The transseptal technique was used in 31 patients (18 men, 13 women; aged 32 +/- 13 years), and RF ablation of 33 accessory pathways (26 manifest and 7 concealed) was attempted. Patients presented with palpitations (n = 16), presyncope (n = 10), or syncope (n = 5). The clinical arrhythmia was AV reciprocating tachycardia (n = 24) or atrial fibrillation (n = 7). In 21 patients (68%) electrophysiologic study and RF ablation were performed at a single session. Accessory pathways were left posteroseptal (n = 5) or left free wall (n = 28). The "W sign," formed from merging of the local atrial and ventricular electrograms, was identified at all successful sites prior to ablation. Ablation was successful in all patients. A median of 7 RF lesions were delivered per patient. The fluoroscopy time was 76 +/- 48 minutes; total procedure time was 5.4 +/- 1.9 hours. No significant complications occurred. Early recurrence (< or = 24 hours) occurred in 1 patient; during 6 +/- 4 months, accessory pathway conduction recurred in another patient.
We conclude that RF ablation of the atrial insertion of left accessory pathways can be very successful when guided by the "W sign."
本研究的目的是评估在一种特定形态特征的局部心电图(我们称之为“W 征”)引导下,对左侧旁路心房插入端进行射频(RF)消融的疗效。“W 征”代表显性预激患者窦性心律时最短的局部房室(AV)间期,或隐匿性旁路患者房室折返性心动过速和/或心室起搏时最短的局部室房(VA)间期。
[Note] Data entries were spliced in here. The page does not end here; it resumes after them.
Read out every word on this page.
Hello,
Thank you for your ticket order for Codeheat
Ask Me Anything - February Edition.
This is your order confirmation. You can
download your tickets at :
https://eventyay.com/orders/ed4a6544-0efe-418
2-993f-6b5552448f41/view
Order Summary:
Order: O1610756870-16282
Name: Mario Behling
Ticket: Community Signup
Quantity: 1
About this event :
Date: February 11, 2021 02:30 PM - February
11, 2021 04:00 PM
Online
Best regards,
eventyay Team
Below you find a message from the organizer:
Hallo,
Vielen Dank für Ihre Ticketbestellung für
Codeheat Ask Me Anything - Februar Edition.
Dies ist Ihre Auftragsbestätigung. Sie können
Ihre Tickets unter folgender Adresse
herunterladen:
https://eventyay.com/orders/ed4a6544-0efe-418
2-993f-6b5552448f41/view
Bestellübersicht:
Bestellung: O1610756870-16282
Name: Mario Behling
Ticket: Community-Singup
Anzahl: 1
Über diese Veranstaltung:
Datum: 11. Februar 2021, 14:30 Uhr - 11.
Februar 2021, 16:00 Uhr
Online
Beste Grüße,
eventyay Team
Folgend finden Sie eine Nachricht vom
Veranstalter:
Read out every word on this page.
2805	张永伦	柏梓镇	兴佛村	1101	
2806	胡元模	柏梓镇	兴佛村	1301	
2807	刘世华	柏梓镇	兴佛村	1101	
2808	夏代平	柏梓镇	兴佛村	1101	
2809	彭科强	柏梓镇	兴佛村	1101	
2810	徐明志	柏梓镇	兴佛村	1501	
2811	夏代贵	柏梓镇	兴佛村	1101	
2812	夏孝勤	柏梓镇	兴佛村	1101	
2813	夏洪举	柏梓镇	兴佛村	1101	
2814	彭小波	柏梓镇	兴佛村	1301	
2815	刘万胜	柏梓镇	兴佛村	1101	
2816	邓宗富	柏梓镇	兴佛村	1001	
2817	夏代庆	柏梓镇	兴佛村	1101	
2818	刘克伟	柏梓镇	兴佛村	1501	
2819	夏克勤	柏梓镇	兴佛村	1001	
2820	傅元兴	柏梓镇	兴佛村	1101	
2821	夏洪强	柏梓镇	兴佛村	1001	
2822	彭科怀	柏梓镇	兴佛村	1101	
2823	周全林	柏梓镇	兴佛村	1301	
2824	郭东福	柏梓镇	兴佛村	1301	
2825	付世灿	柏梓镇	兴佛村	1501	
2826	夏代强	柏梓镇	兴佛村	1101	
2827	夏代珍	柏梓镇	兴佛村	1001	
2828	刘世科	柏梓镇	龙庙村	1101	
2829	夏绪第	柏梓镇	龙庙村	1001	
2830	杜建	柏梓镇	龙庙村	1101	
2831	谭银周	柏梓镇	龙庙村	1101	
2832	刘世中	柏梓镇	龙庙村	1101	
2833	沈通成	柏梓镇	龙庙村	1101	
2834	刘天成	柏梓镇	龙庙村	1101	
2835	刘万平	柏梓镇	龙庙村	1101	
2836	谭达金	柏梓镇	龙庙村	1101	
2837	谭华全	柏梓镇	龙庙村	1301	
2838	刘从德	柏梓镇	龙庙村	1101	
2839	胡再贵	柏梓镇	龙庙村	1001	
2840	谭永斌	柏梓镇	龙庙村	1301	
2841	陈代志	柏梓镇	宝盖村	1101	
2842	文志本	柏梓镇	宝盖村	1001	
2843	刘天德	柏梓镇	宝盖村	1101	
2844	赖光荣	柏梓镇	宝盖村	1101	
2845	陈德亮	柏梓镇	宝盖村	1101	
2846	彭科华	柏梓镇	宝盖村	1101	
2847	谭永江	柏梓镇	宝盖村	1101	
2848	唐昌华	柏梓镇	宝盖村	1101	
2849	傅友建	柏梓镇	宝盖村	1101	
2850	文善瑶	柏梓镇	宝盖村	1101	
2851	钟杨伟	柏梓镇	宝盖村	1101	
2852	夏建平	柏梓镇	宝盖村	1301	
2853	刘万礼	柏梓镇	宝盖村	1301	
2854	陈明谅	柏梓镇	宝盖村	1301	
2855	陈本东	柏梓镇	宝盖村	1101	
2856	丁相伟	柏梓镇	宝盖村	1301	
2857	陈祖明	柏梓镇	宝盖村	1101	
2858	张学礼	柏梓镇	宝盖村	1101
对 31 例患者(18 例男性,13 例女性;年龄 32±13 岁)采用经房间隔技术,尝试对 33 条旁路(26 条显性和 7 条隐匿性)进行射频消融。患者表现为心悸(n = 16)、先兆晕厥(n = 10)或晕厥(n = 5)。临床心律失常为房室折返性心动过速(n = 24)或心房颤动(n = 7)。21 例患者(68%)在单次手术中进行了电生理研究和射频消融。旁路位于左后间隔(n = 5)或左游离壁(n = 28)。在消融前,所有成功部位均识别出由局部心房和心室电图融合形成的“W 征”。所有患者消融均成功。每位患者平均进行 7 次射频消融。透视时间为 76±48 分钟;总手术时间为 5.4±1.9 小时。未发生明显并发症。1 例患者出现早期复发(≤24 小时);在 6±4 个月期间,另 1 例患者出现旁路传导复发。
我们得出结论,在“W 征”引导下,对左侧旁路心房插入端进行射频消融可非常成功。